Das zweite Album „And Silently The Age Did Pass” ist hingegen rein akustisch gehalten. Von daher erinnert der Aufbau ein wenig an GENTLE STORM, auch wenn Tom auf der 2ten Scheibe mit komplett neuen Songs aufwartet und nichts von „Atlantean Shores“ akustisch recycled. Aber auch hier machen ENTERING POLARIS eine gute Figur. Mal erinnert man an KANSAS und mal an die erste DOMENICI Scheibe oder in anderen Worten: Tas kreiert wunderschöne erwachsene Musik, die auch mit reduzierten Mitteln niemals langweilig wird und welche von tollen Stimmen adäquat interpretiert und in Szene gesetzt wird. Überraschend starkes Ding.
Wie futuristisch und tanzbar kann Heavy Metal klingen? EDGE OF PARADISE: Ja!
Auf ihrem nunmehr 4ten Album loten EDGE OF PARADISE einmal mehr aus, wie weit man im Metalkosmos gehen kann und bauen auf tanzbaren Rhythmen vielschichtige Soundlandschaften, welche mit einem traditionellem Metalverständnis nicht mehr all zu viel gemeinsam haben. Wenn man sich darauf einlassen kann, dann ist das aber durchaus spannend. Frontfrau Margarita Monet pendelt dabei von schmachtender Marilyn Monroe hin zur emotionalen Explosion und ist unter tausenden Sängerinnen eindeutig herauszuhören und pflegt einen eigenständigen Stil.
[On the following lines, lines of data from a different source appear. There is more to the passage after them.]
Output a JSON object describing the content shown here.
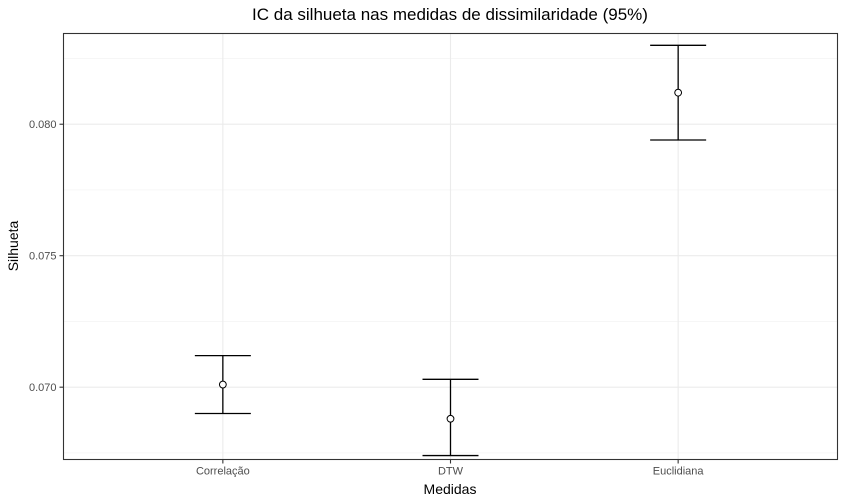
{
  "chart_data": {
    "type": "errorbar",
    "title": "IC da silhueta nas medidas de dissimilaridade (95%)",
    "xlabel": "Medidas",
    "ylabel": "Silhueta",
    "categories": [
      "Correlação",
      "DTW",
      "Euclidiana"
    ],
    "series": [
      {
        "mean": [
          0.0701,
          0.0688,
          0.0812
        ],
        "lower": [
          0.069,
          0.0674,
          0.0794
        ],
        "upper": [
          0.0712,
          0.0703,
          0.083
        ]
      }
    ],
    "ylim": [
      0.06725,
      0.08345
    ],
    "yticks": [
      0.07,
      0.075,
      0.08
    ],
    "ytick_labels": [
      "0.070",
      "0.075",
      "0.080"
    ],
    "grid": true,
    "legend": "none"
  }
}
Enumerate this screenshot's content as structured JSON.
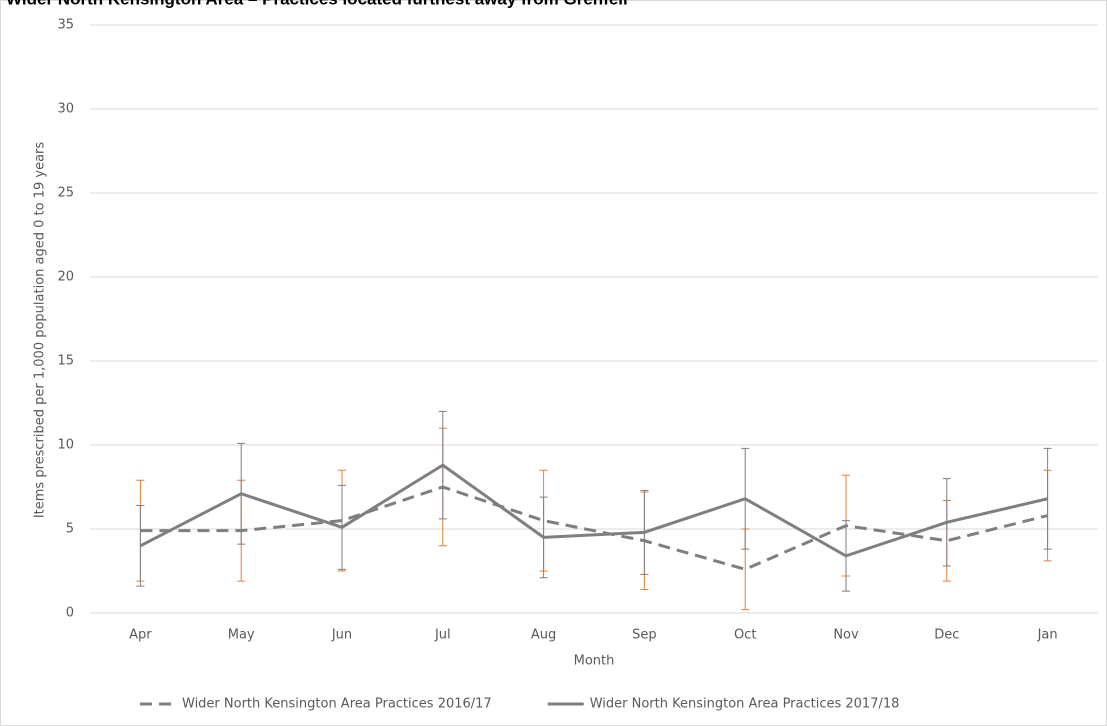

Auch wenn die Musik, wie bereits beschrieben, extrem tanzbar ist, so ist das keine leichtfüßige Partymucke, sondern erinnert eher an einen Soundtrack welcher David Lynch als Untermalung einer Orgie von maskierten Cyborgs wählen würde. Man möge mir meine kruden Fantasien an dieser Stelle verzeihen. Die Grenzen zum Pop sind teils noch fließender als bei beispielsweise AMARANTHE, dennoch ist „Hologram“ keine Easy Listening Veranstaltung, sondern bietet meist viel Tiefgang und eine echte Pop Nummer wie „Unbeatable“ funktioniert als Kontrast zum melancholisch-düsterem Rest ganz vorzüglich. Es ist schon erstaunlich, wie sicher EDGE OF PARADISE Genregrenzen pulverisieren und aus scheinbaren Gegensätzen eine neue Legierung fertigen und das, was BEAST IN BLACK, AMARANTHE oder BATTLE BEAST erfolgreich anreißen auf die Spitze treiben um mit Melodien, die eher von Verzweiflung und Düsternis, denn unbeschwerter Party geprägt sind, einen ganz eigenen Sound zu schaffen.